Ya sabemos que Pixar es la productora de animación más humanista, la que insufla más humanidad a los dibujitos por ordenador, cuyos personajes bien escritos te hacen olvidar que no son gente real. Eso es el cine, y Pixar realiza productos tan cinematográficos como cualquiera de imagen real. Hay sensibilidad, matices, expresividad apabullante en cuatro trazos. Para mí, toda la historia introductoria que transcurre en el planeta chatarra en el que se ha convertido la Tierra, es lo mejor, porque se nos muestra los restos de la civilización humana, y como sus productos culturales son reciclados y disfrutados por esa maravillosa creación llamada Wall-E. Que después este replicante con alma se enamore de una robota de alta tecnología, o que vaya al interior de una gran nave espacial donde viven los descendientes de la humanidad, gordos, acartonados y atrofiados por el uso de la tecnología robotizada y de un mundo consumista, está también bien, pero no aportan tanto a la carga ecologista y sensata que se nos muestra en el planeta-estercolero.

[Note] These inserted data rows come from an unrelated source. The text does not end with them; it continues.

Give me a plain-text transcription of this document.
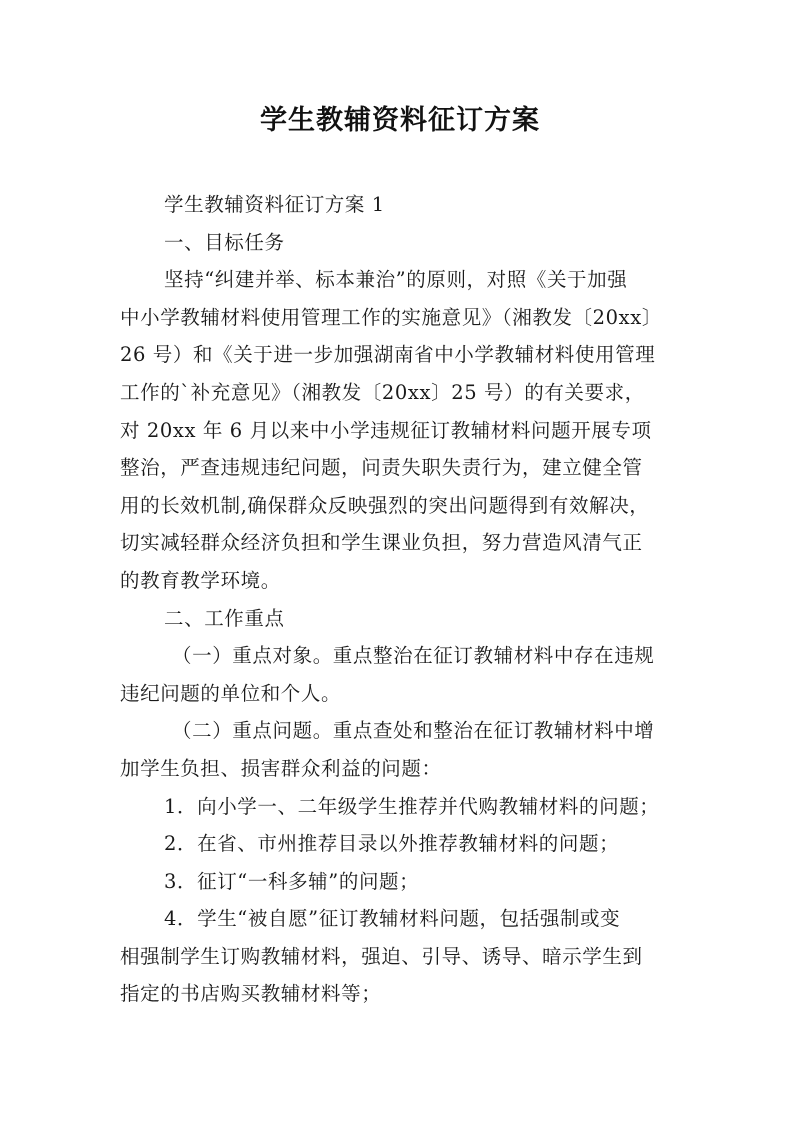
学生教辅资料征订方案
学生教辅资料征订方案 1
一、目标任务
坚持“纠建并举、标本兼治”的原则，对照《关于加强
中小学教辅材料使用管理工作的实施意见》（湘教发〔20xx〕
26 号）和《关于进一步加强湖南省中小学教辅材料使用管理
工作的`补充意见》（湘教发〔20xx〕25 号）的有关要求，
对 20xx 年 6 月以来中小学违规征订教辅材料问题开展专项
整治，严查违规违纪问题，问责失职失责行为，建立健全管
用的长效机制,确保群众反映强烈的突出问题得到有效解决，
切实减轻群众经济负担和学生课业负担，努力营造风清气正
的教育教学环境。
二、工作重点
（一）重点对象。重点整治在征订教辅材料中存在违规
违纪问题的单位和个人。
（二）重点问题。重点查处和整治在征订教辅材料中增
加学生负担、损害群众利益的问题：
1．向小学一、二年级学生推荐并代购教辅材料的问题；
2．在省、市州推荐目录以外推荐教辅材料的问题；
3．征订“一科多辅”的问题；
4．学生“被自愿”征订教辅材料问题，包括强制或变
相强制学生订购教辅材料，强迫、引导、诱导、暗示学生到
指定的书店购买教辅材料等；
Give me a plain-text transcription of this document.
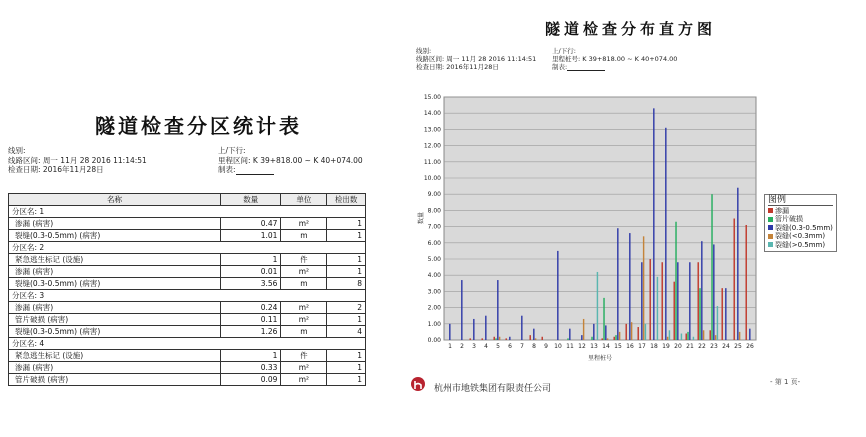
隧道检查分区统计表
线别:
线路区间: 周一 11月 28 2016 11:14:51
检查日期: 2016年11月28日
上/下行:
里程区间: K 39+818.00 ~ K 40+074.00
制表:
名称	数量	单位	检出数
分区名: 1			
渗漏 (病害)	0.47	m²	1
裂缝(0.3-0.5mm) (病害)	1.01	m	1
分区名: 2			
紧急逃生标记 (设施)	1	件	1
渗漏 (病害)	0.01	m²	1
裂缝(0.3-0.5mm) (病害)	3.56	m	8
分区名: 3			
渗漏 (病害)	0.24	m²	2
管片破损 (病害)	0.11	m²	1
裂缝(0.3-0.5mm) (病害)	1.26	m	4
分区名: 4			
紧急逃生标记 (设施)	1	件	1
渗漏 (病害)	0.33	m²	1
管片破损 (病害)	0.09	m²	1
隧道检查分布直方图
线别:
线路区间: 周一 11月 28 2016 11:14:51
检查日期: 2016年11月28日
上/下行:
里程桩号: K 39+818.00 ~ K 40+074.00
制表:
0.00
1.00
2.00
3.00
4.00
5.00
6.00
7.00
8.00
9.00
10.00
11.00
12.00
13.00
14.00
15.00
1 2 3 4 5 6 7 8 9 10 11 12 13 14 15 16 17 18 19 20 21 22 23 24 25 26
里程桩号
数量
图例
渗漏
管片破损
裂缝(0.3-0.5mm)
裂缝(<0.3mm)
裂缝(>0.5mm)
杭州市地铁集团有限责任公司
- 第 1 页-
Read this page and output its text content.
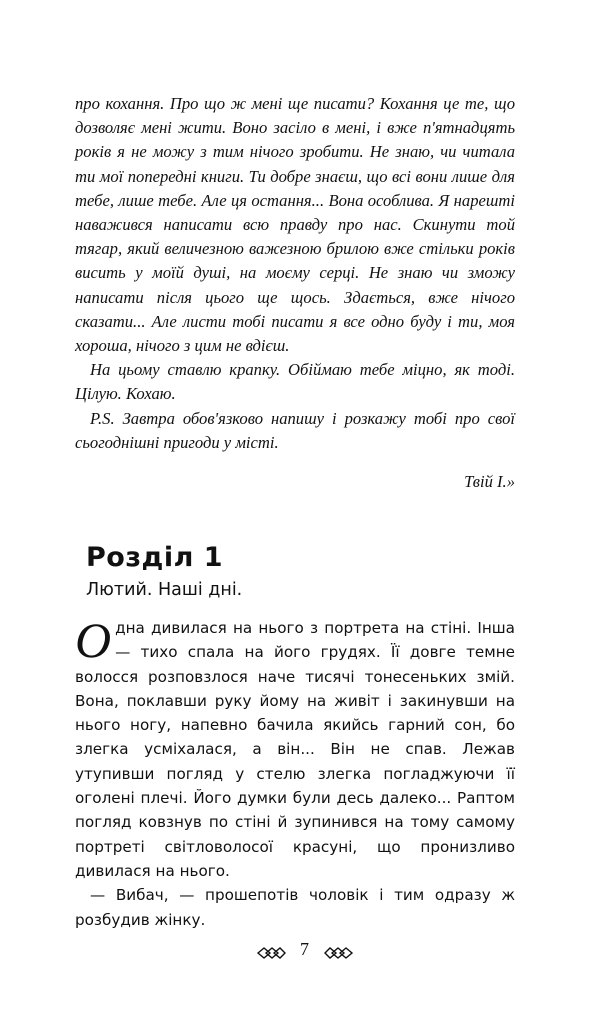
про кохання. Про що ж мені ще писати? Кохання це те, що дозволяє мені жити. Воно засіло в мені, і вже п'ятнадцять років я не можу з тим нічого зробити. Не знаю, чи читала ти мої попередні книги. Ти добре знаєш, що всі вони лише для тебе, лише тебе. Але ця остання... Вона особлива. Я нарешті наважився написати всю правду про нас. Скинути той тягар, який величезною важезною брилою вже стільки років висить у моїй душі, на моєму серці. Не знаю чи зможу написати після цього ще щось. Здається, вже нічого сказати... Але листи тобі писати я все одно буду і ти, моя хороша, нічого з цим не вдієш.

На цьому ставлю крапку. Обіймаю тебе міцно, як тоді. Цілую. Кохаю.

P.S. Завтра обов'язково напишу і розкажу тобі про свої сьогоднішні пригоди у місті.

Твій І.»
Розділ 1
Лютий. Наші дні.

Одна дивилася на нього з портрета на стіні. Інша — тихо спала на його грудях. Її довге темне волосся розповзлося наче тисячі тонесеньких змій. Вона, поклавши руку йому на живіт і закинувши на нього ногу, напевно бачила якийсь гарний сон, бо злегка усміхалася, а він... Він не спав. Лежав утупивши погляд у стелю злегка погладжуючи її оголені плечі. Його думки були десь далеко... Раптом погляд ковзнув по стіні й зупинився на тому самому портреті світловолосої красуні, що пронизливо дивилася на нього.

— Вибач, — прошепотів чоловік і тим одразу ж розбудив жінку.

7
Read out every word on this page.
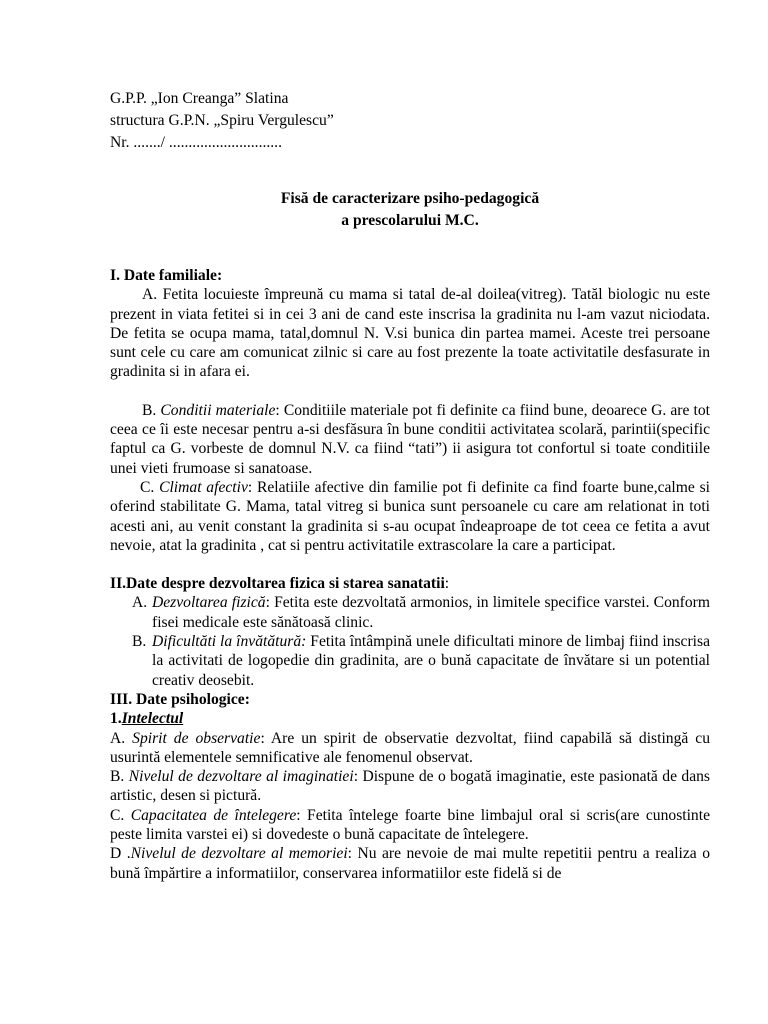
G.P.P. „Ion Creanga” Slatina
structura G.P.N. „Spiru Vergulescu”
Nr. ......./ .............................
Fisă de caracterizare psiho-pedagogică
a prescolarului M.C.

I. Date familiale:

A. Fetita locuieste împreună cu mama si tatal de-al doilea(vitreg). Tatăl biologic nu este prezent in viata fetitei si in cei 3 ani de cand este inscrisa la gradinita nu l-am vazut niciodata. De fetita se ocupa mama, tatal,domnul N. V.si bunica din partea mamei. Aceste trei persoane sunt cele cu care am comunicat zilnic si care au fost prezente la toate activitatile desfasurate in gradinita si in afara ei.

B. Conditii materiale: Conditiile materiale pot fi definite ca fiind bune, deoarece G. are tot ceea ce îi este necesar pentru a-si desfăsura în bune conditii activitatea scolară, parintii(specific faptul ca G. vorbeste de domnul N.V. ca fiind “tati”) ii asigura tot confortul si toate conditiile unei vieti frumoase si sanatoase.

C. Climat afectiv: Relatiile afective din familie pot fi definite ca find foarte bune,calme si oferind stabilitate G. Mama, tatal vitreg si bunica sunt persoanele cu care am relationat in toti acesti ani, au venit constant la gradinita si s-au ocupat îndeaproape de tot ceea ce fetita a avut nevoie, atat la gradinita , cat si pentru activitatile extrascolare la care a participat.

II.Date despre dezvoltarea fizica si starea sanatatii:

A. Dezvoltarea fizică: Fetita este dezvoltată armonios, in limitele specifice varstei. Conform fisei medicale este sănătoasă clinic.
B. Dificultăti la învătătură: Fetita întâmpină unele dificultati minore de limbaj fiind inscrisa la activitati de logopedie din gradinita, are o bună capacitate de învătare si un potential creativ deosebit.

III. Date psihologice:

1.Intelectul

A. Spirit de observatie: Are un spirit de observatie dezvoltat, fiind capabilă să distingă cu usurintă elementele semnificative ale fenomenul observat.

B. Nivelul de dezvoltare al imaginatiei: Dispune de o bogată imaginatie, este pasionată de dans artistic, desen si pictură.

C. Capacitatea de întelegere: Fetita întelege foarte bine limbajul oral si scris(are cunostinte peste limita varstei ei) si dovedeste o bună capacitate de întelegere.

D .Nivelul de dezvoltare al memoriei: Nu are nevoie de mai multe repetitii pentru a realiza o bună împărtire a informatiilor, conservarea informatiilor este fidelă si de
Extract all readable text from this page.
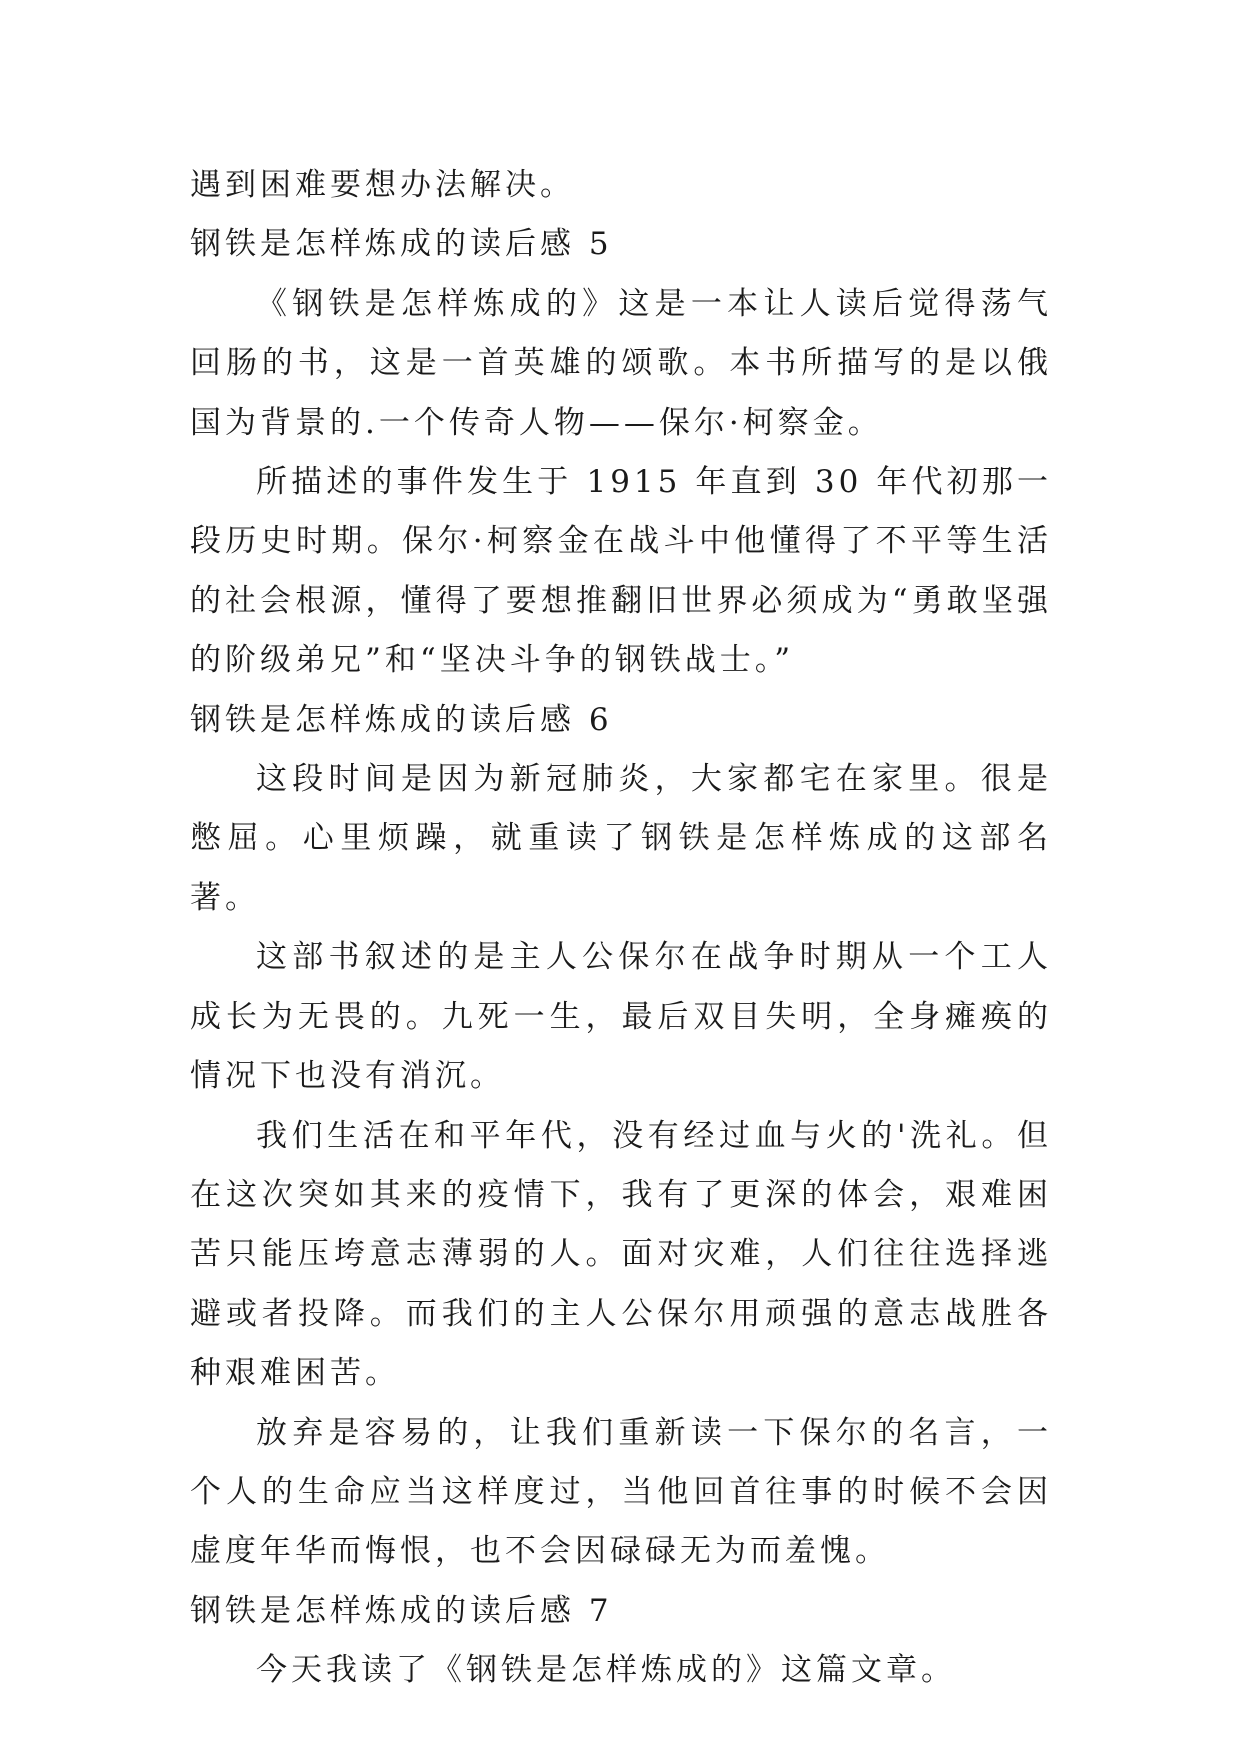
遇到困难要想办法解决。

钢铁是怎样炼成的读后感 5

《钢铁是怎样炼成的》这是一本让人读后觉得荡气回肠的书，这是一首英雄的颂歌。本书所描写的是以俄国为背景的.一个传奇人物——保尔·柯察金。

所描述的事件发生于 1915 年直到 30 年代初那一段历史时期。保尔·柯察金在战斗中他懂得了不平等生活的社会根源，懂得了要想推翻旧世界必须成为“勇敢坚强的阶级弟兄”和“坚决斗争的钢铁战士。”

钢铁是怎样炼成的读后感 6

这段时间是因为新冠肺炎，大家都宅在家里。很是憋屈。心里烦躁，就重读了钢铁是怎样炼成的这部名著。

这部书叙述的是主人公保尔在战争时期从一个工人成长为无畏的。九死一生，最后双目失明，全身瘫痪的情况下也没有消沉。

我们生活在和平年代，没有经过血与火的'洗礼。但在这次突如其来的疫情下，我有了更深的体会，艰难困苦只能压垮意志薄弱的人。面对灾难，人们往往选择逃避或者投降。而我们的主人公保尔用顽强的意志战胜各种艰难困苦。

放弃是容易的，让我们重新读一下保尔的名言，一个人的生命应当这样度过，当他回首往事的时候不会因虚度年华而悔恨，也不会因碌碌无为而羞愧。

钢铁是怎样炼成的读后感 7

今天我读了《钢铁是怎样炼成的》这篇文章。
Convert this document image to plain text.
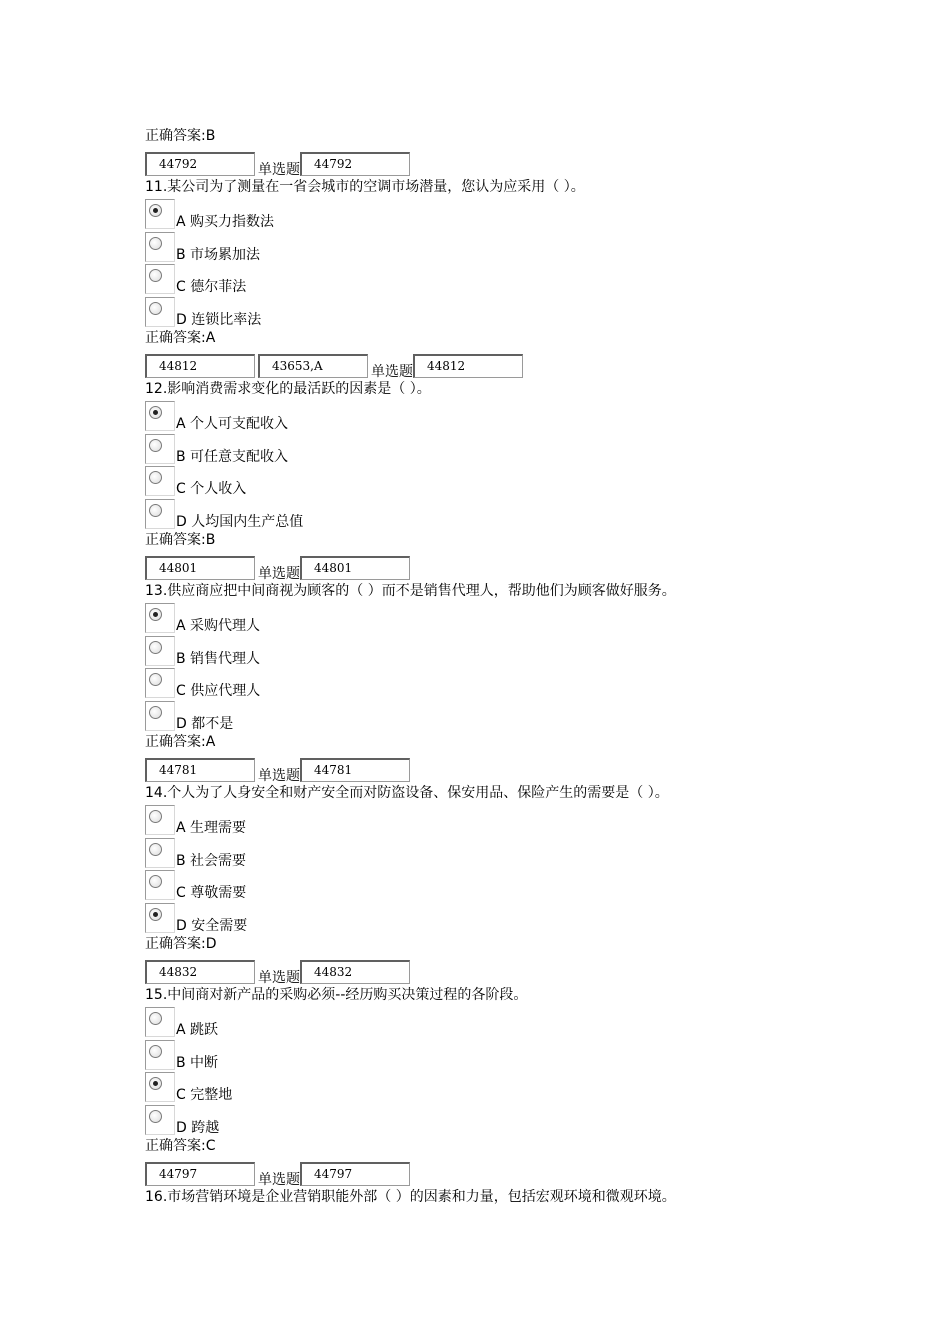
正确答案:B
44792	单选题	44792
11.某公司为了测量在一省会城市的空调市场潜量，您认为应采用（ ）。
A 购买力指数法
B 市场累加法
C 德尔菲法
D 连锁比率法
正确答案:A
44812	43653,A	单选题	44812
12.影响消费需求变化的最活跃的因素是（ ）。
A 个人可支配收入
B 可任意支配收入
C 个人收入
D 人均国内生产总值
正确答案:B
44801	单选题	44801
13.供应商应把中间商视为顾客的（ ）而不是销售代理人，帮助他们为顾客做好服务。
A 采购代理人
B 销售代理人
C 供应代理人
D 都不是
正确答案:A
44781	单选题	44781
14.个人为了人身安全和财产安全而对防盗设备、保安用品、保险产生的需要是（ ）。
A 生理需要
B 社会需要
C 尊敬需要
D 安全需要
正确答案:D
44832	单选题	44832
15.中间商对新产品的采购必须--经历购买决策过程的各阶段。
A 跳跃
B 中断
C 完整地
D 跨越
正确答案:C
44797	单选题	44797
16.市场营销环境是企业营销职能外部（ ）的因素和力量，包括宏观环境和微观环境。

Pixar está a la altura de los mejores clowns, autores teatrales y bailarines, en el sentido que estos dan a artefactos narrativos o expresivos donde reflejan la verdad humana.
El cine de animación, aparte de sus logros tecnológicos increíbles, ha llegado a convertirse en una de las bellas artes que superar su propio valor de entretenimiento. Y Wall-E, dentro del mundo del cine, estará al lado de aquellas películas que la misma cinta muestra en ese museo audiovisual del pasado, como homenaje al arte popular creado por el hombre, quizá una de las pocas cosas que quedarán de nosotros cuando desaparezcamos de la faz de la tierra.
*No es lo mismo ver esta película en un cine de invierno que en otro de verano en las noches de Córdoba, en el cine Coliseo, dentro de un patio de vecinos de toda la vida en el casco viejo de la ciudad, mirando el cielo, comiendo patatas fritas, disfrutando de ser un niño como antes.